Primary assistant sessions: Sonnet class model, good reasoning, solid tool use, manageable cost
Heartbeats and lightweight monitoring: A smaller model is appropriate, as long as it has fair agentic capability
Complex onboarding, setup, or multi-step reasoning: Opus class for the task, then drop to Sonnet or smaller for follow up

Also remember OpenRouter is an option that gives you a single endpoint and API key with access to models from Anthropic, OpenAI, Google, Mistral, and others. Set it as your base URL in your config, then assign different models to different agents or tasks without juggling credentials.

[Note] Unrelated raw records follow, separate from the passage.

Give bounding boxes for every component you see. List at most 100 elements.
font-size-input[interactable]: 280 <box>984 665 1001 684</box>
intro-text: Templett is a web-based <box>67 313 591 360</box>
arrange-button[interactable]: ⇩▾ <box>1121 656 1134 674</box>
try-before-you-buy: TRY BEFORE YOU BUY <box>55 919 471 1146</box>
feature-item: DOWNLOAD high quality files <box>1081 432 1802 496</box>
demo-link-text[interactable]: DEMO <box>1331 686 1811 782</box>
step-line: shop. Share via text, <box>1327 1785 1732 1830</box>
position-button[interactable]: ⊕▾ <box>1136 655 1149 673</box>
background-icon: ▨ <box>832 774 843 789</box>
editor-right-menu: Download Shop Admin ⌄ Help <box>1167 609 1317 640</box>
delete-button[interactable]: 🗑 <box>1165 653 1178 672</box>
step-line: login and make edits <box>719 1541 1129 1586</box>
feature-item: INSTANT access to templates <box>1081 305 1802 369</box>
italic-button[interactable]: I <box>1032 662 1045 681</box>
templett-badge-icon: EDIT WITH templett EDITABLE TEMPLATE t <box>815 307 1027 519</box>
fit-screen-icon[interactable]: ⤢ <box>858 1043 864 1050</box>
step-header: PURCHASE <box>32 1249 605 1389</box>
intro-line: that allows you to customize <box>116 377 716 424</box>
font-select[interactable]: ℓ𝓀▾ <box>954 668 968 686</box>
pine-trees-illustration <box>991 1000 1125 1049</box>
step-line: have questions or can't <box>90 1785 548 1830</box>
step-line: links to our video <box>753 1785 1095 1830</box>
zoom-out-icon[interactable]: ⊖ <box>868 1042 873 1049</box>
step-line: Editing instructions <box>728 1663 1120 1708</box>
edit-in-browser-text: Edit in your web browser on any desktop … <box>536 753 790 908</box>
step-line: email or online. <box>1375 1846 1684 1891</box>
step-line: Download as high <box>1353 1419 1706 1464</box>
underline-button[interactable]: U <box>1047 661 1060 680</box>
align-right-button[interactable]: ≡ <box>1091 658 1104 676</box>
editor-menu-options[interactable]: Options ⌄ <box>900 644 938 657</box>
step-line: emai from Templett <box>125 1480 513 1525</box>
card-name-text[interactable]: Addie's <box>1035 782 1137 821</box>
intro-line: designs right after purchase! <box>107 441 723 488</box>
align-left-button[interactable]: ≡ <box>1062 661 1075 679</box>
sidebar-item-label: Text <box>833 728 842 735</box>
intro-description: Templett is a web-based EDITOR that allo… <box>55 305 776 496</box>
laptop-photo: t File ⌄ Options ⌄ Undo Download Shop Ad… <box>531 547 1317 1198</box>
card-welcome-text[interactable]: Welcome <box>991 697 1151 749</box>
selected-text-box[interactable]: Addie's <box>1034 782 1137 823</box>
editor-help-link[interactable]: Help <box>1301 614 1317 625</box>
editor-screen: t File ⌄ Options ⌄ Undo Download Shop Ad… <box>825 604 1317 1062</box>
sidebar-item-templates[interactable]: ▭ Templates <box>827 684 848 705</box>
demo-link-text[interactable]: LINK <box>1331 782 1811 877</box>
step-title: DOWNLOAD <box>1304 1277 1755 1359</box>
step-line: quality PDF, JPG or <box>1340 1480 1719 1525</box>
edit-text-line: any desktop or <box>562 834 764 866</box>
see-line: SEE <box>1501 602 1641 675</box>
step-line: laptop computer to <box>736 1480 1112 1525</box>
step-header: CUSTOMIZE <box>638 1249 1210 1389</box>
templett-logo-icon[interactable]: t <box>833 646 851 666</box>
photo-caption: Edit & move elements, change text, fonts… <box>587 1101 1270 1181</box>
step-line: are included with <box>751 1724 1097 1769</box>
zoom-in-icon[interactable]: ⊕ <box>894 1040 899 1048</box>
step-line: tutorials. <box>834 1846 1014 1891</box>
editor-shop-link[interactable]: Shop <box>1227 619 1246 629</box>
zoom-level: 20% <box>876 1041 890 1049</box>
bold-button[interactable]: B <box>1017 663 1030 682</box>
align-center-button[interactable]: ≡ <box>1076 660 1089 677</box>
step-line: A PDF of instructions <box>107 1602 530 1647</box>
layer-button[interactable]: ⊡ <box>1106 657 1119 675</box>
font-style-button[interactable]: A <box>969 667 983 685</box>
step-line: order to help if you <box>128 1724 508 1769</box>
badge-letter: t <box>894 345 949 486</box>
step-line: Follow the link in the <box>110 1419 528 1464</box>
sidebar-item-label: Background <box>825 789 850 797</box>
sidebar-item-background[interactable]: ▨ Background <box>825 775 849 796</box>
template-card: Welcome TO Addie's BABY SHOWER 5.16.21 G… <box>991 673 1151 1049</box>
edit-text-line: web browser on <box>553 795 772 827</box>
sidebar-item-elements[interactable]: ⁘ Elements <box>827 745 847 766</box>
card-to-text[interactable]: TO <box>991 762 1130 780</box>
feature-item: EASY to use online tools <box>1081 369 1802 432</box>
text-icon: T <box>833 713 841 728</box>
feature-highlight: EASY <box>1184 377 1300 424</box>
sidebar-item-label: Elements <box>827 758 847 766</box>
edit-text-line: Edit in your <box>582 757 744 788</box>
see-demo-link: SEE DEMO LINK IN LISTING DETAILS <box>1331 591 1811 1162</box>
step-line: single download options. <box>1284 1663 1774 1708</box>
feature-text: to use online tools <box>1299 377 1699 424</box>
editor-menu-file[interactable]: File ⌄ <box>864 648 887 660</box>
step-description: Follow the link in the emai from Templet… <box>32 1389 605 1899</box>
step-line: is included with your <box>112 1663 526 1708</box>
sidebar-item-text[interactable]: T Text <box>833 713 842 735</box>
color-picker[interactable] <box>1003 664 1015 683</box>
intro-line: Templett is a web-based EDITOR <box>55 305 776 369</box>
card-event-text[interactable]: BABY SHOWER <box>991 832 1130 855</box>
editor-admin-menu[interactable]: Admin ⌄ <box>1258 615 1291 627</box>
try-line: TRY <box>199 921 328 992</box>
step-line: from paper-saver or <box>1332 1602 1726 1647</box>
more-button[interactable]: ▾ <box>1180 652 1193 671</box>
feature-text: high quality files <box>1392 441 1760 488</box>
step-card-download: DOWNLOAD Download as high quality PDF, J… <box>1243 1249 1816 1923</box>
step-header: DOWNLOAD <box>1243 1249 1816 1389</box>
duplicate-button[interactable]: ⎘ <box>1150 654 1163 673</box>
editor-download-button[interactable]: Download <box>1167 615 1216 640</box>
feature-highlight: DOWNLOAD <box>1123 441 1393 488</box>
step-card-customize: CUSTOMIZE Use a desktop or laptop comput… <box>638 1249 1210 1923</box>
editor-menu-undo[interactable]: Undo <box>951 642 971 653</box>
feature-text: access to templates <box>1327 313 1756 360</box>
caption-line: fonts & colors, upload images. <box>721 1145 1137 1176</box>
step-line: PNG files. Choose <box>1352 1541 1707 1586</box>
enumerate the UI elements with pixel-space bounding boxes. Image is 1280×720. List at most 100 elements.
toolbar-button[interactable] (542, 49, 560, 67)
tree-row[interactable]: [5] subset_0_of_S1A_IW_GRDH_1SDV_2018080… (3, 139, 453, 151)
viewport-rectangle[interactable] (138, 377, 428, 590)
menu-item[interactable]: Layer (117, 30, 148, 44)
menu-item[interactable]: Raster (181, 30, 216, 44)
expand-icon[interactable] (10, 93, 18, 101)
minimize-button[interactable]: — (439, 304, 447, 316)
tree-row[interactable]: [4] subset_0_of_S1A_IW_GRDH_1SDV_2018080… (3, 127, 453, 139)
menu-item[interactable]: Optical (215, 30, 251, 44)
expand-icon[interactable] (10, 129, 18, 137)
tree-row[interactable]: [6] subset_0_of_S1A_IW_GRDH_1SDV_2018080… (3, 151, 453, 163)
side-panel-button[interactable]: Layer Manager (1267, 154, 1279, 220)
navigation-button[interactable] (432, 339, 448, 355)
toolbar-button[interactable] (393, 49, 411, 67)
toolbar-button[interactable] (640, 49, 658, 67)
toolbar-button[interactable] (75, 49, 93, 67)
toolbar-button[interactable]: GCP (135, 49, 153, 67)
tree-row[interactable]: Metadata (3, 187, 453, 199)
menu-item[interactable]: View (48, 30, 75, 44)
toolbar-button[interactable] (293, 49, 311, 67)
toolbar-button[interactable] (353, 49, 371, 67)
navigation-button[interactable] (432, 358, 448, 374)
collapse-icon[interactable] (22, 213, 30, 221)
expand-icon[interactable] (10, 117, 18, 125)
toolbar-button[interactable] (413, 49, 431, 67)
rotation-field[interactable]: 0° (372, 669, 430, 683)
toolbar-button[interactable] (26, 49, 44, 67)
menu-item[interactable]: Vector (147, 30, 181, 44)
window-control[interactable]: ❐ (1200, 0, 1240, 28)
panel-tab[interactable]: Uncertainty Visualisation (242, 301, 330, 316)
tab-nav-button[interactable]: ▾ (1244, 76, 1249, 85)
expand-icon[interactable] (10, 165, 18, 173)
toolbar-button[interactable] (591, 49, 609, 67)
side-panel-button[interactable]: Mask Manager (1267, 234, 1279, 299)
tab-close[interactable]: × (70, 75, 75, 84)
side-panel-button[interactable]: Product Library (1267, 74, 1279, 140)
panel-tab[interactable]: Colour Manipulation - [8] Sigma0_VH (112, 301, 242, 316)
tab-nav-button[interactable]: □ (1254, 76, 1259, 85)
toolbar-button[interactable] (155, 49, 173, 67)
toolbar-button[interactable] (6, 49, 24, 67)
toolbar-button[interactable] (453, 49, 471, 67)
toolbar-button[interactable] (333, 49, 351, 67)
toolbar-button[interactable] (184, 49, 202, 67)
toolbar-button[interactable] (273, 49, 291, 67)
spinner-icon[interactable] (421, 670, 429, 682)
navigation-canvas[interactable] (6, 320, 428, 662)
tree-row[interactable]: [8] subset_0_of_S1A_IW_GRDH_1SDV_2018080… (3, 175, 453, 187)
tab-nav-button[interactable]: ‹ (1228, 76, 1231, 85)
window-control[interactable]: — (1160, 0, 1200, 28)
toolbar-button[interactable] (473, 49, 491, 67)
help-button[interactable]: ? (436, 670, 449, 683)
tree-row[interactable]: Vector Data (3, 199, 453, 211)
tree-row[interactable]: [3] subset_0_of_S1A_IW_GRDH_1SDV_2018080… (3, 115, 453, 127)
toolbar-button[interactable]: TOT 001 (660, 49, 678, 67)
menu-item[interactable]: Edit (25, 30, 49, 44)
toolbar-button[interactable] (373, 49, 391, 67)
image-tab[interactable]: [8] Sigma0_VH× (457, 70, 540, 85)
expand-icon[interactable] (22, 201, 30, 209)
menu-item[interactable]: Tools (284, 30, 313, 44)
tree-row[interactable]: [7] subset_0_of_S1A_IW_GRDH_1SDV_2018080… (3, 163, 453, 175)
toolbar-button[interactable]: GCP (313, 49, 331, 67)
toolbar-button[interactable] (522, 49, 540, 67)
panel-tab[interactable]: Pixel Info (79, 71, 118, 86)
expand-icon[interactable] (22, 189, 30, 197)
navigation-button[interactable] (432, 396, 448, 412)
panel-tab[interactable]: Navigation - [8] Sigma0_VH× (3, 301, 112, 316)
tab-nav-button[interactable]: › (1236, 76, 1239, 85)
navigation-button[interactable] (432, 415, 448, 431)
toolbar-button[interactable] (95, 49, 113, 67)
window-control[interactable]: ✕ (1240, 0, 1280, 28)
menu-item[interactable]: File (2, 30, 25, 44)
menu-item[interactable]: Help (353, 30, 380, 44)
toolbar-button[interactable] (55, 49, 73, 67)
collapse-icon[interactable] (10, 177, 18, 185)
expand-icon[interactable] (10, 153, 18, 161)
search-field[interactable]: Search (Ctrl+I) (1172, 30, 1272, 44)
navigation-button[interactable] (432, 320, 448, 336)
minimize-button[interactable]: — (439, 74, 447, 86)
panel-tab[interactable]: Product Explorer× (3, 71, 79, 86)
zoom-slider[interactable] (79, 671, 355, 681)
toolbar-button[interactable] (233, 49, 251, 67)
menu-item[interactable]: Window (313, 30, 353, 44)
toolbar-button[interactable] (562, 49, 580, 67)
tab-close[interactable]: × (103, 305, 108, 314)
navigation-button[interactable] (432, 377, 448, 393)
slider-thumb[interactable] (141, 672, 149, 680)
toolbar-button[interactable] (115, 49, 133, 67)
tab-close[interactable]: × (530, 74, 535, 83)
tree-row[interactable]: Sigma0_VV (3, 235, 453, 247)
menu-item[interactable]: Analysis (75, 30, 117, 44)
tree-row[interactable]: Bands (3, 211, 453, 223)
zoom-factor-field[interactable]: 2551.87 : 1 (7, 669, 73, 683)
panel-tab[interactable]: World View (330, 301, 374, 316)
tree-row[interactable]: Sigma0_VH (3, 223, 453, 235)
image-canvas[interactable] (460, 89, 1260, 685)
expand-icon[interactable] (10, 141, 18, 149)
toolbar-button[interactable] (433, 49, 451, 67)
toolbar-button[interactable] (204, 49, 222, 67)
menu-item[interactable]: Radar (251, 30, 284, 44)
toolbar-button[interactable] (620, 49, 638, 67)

Seriously consider a local models

Open source local models can also help take some of the burden from the paid for API models. I expect to see more an more use of local models as agentic systems mature and local models get more efficient and capable. At the time of writing models like Qwen3-Coder-Next can be used very effectively for your OpenClaw agents responsible for coding. The model excels at complex tool use, and recovery from execution failures. Using local models leaves you paying for hardware investment and power but not the api costs of a cloud model.

Offload Non AI Work

This is such an important thing to remember when working with AI. Not everything needs a AI LLM, especially repeating logical tasks. Scheduled reports, data retrieval, webhook handling, and conditional logic are all things that can be handled by an automation tool such as n8n, or make.com. These platforms are at near-zero cost, with the model only invoked when actual reasoning is required, or maybe not at all if its just a logical problem. A daily summary report routed through an n8n workflow with a single, minimal AI node will cost a fraction of the same task run directly through your main OpenClaw session.
Like wise use open claw to write a Lamda function or other software endpoints to allow work to be outsourced to that module. This is if AI is not really required for that task.

Take advantage of caching

Some models like Kimi K2.5, MiniMax have built in automatic prefix prompt/context caching, something that can reduce costs by three quarters when prompts hit the cache. This is very effective for claw as it repeats tasks with simliar system prompts a lot of the time, so using a caching model will bring big savings to those calls and is automatic for these models.
Prompt cache, Anthropic give you 90% discount for processing cached tokens vs new ones and Google and Kimi gives 75% discount. Antrhropic allows the cache expiry to be controlled, the default time for for cache expiry is 5 mins but we can set that that to 1 hour for, for say Heartbeats, which otherwise are high consumers of tokens. Check your AI model for caching features and implement them appropriately for big saving, and take the effect of cache into account when comparing which models to use, as cache as a feature has big financial impact.

Set Spending Limits to avoid shocks

OpenClaw lets you set credit limits at the API key level, so go set a limit for your budget, this prevents runaway spend from a misconfigured heartbeat or an unexpectedly expensive task. It is also wise to do this on your model providers too, look at what limits can be set in the account settings there.

Summary

OpenClaw is greedy, hey but so am I when there is free lunch at a conference, we understand each other. OpenClaw's token consumption cost is high because it is genuinely doing more than a simple API call, that is the whole point of the product! It's maintaining context, executing multi-step tool workflows, and managing persistent memory across sessions.

Keep your MD files lean. Audit agents.md, soul.md, and especially memory.md regularly. Consider one of the many alternative memory solutions.
Reset sessions. Use /compact when you need continuity, /new when you don't.
Match models to tasks. Use capable models where reasoning matters, then drop back to cheaper ones for routine work.
Offload non-AI work. Automation tools can handle scheduling, data retrieval, and conditional logic for free.
Set limits. Use a hard spending cap at the API key level is the simplest safeguard against unexpected cost shocks.